May 23rd, 2017 | By: George Kassabgi | Tags: Lessons, Advisors, Mentorship & Coaching
So much has been written about startups and founders, it’s challenging to sort through it all and make sense of advice that often ‘depends’. Here’s my guide to entrepreneurial sins from 2 decades of entrepreneurship.
Taking an honest look at your startup — never an easy thing to do.
But you must.
A startup needs to be early to market, to disrupt while an early market is not yet conducive to incumbent self-disruption. But being too early is often deadly. No amount of brilliant entrepreneurship will save a venture that is too many years ahead of the convergence of factors necessary for success.
How many years is too many? This depends largely on capital, but a few years of prematurity may suffice.
What makes this business sin particularly deadly is founders can be totally ‘right’ about the innovation but simultaneously totally ‘wrong’ about the timing of market conditions.
Look for clear signs that what you (and your close competitors) have built is ‘way ahead of its time’ in a bad way.
Be honest about it.
“Their money is just as green as any other” says the smug founder raising capital, acting dismissively about the process. The inconvenient truth is that investors in your startup need to be value-add business partners.
This is a high bar but going beneath it will create drag for your venture, particularly in the long-term — particularly during tough times!
What most entrepreneurs unhappily discover about this business sin is — you can rid yourself of a bad hire, a bad product release, even a bad co-founder but you cannot fix a bad investor.
Scrutinize potential investors as you would a co-founder and business partner.
Think about that. You cannot fix it.
Nearly everything learned in a typical MBA program is geared towards the management of an established business, where long-range planning is necessary. A startup is never a small version of a mature business.
The new business is analogous to an infant or toddler: the time horizon for planning is weeks and months, not years.
A business plan may be helpful for the team to check underlying assumptions, but confidence in multi-year plans for a nascent venture is a sign of delusion.
What else is the team delusional about?
Manage your early-stage startup as a parent nurtures their toddler. It’s all about running experiments and iterative learning.
While plenty has been said about the unique importance of startup founders, nothing spells disaster like a founder that is no longer effective but believes the opposite to be true.
This is when founder is a verb rather than a noun and the venture suffers.
What works splendidly in early phases of a business venture may by ineffective later on, and some founders do not evolve accordingly.
At times the shift in skill-set needed is significant.
Surround yourself with high-quality people. When this ‘situational awareness’ is solely on the shoulders of those foundering, this becomes a knotted situation.
No single quality of the immature business venture is more pillar than integrity, yet often this is out of focus.
Impeccable integrity in the management team and Board of Directors is the starting point.

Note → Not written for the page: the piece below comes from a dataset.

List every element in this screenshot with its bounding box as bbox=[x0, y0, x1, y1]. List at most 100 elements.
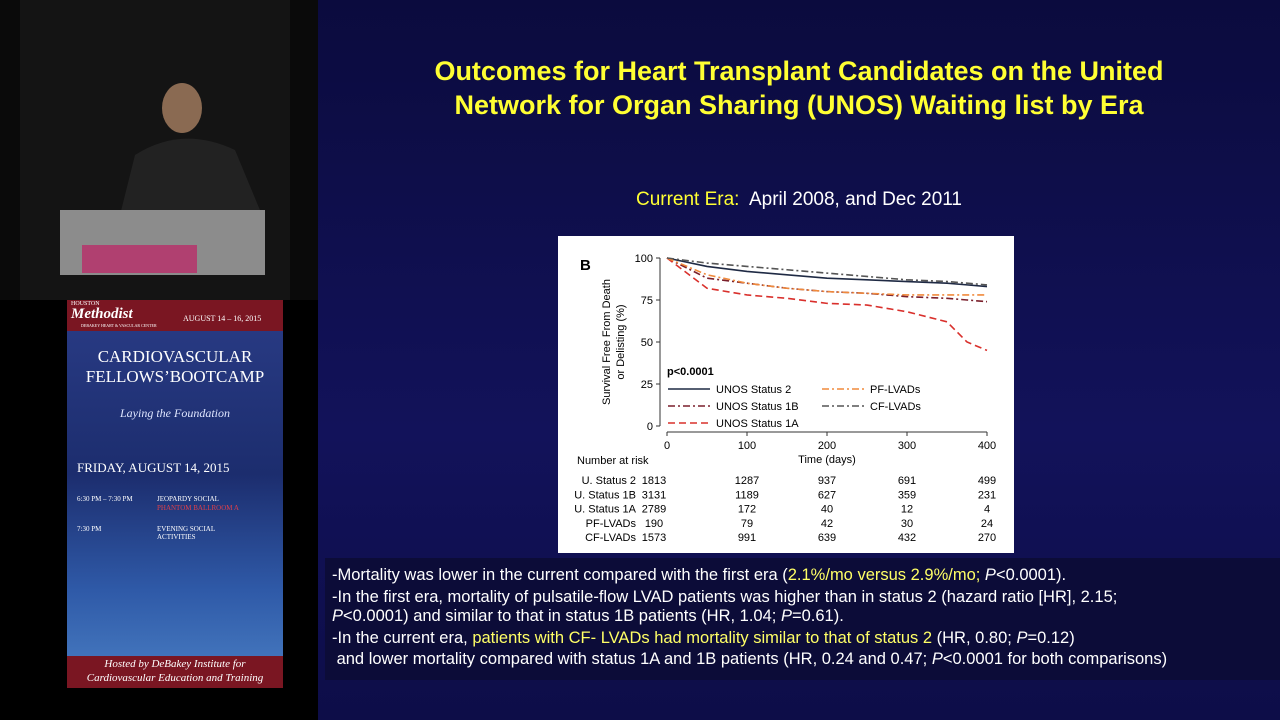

Lacking integrity is an attribute that can rarely be ‘put back’ into a person or team. Integrity is binary — it is either there or not. It flows downward into the organization.
“Is this person of utmost integrity?” should be the question to answer of a management candidate or investor.
It’s common for an entrepreneurial team to be faced with the kind of challenges where one fundamental question emerges: do we care enough to do what’s right? Consistently. Does what we are doing stand scrutiny?
This seems so basic, so simple, but in failed ventures it yields to other things: to convenience, ‘quick fixes’ and to shortsightedness.
We can look back at the way things are handled and ask ourselves: did we give enough of a shit about how this was handled?
Customers, partners and employees will feel when this is not happening. So be sure to give some.
Perhaps the most overlooked startup deadly business sin. Fatigue is the wearing down of passion, energy, patience, where time and the pressures common in startup efforts intersect.
It’s been said that overnight success is “seven years in the making” and seven years in a startup can feel like over a decade.
In the span of a typical career — let’s say 30 years, a 7 year journey is approximately 1/4 of it, so pace yourself!
What happens when you combine one or more deadly business sins with fatigue? Do what you do to decompress, to regain focus and re-energize.
One thing to note: all but the first are entirely under your control.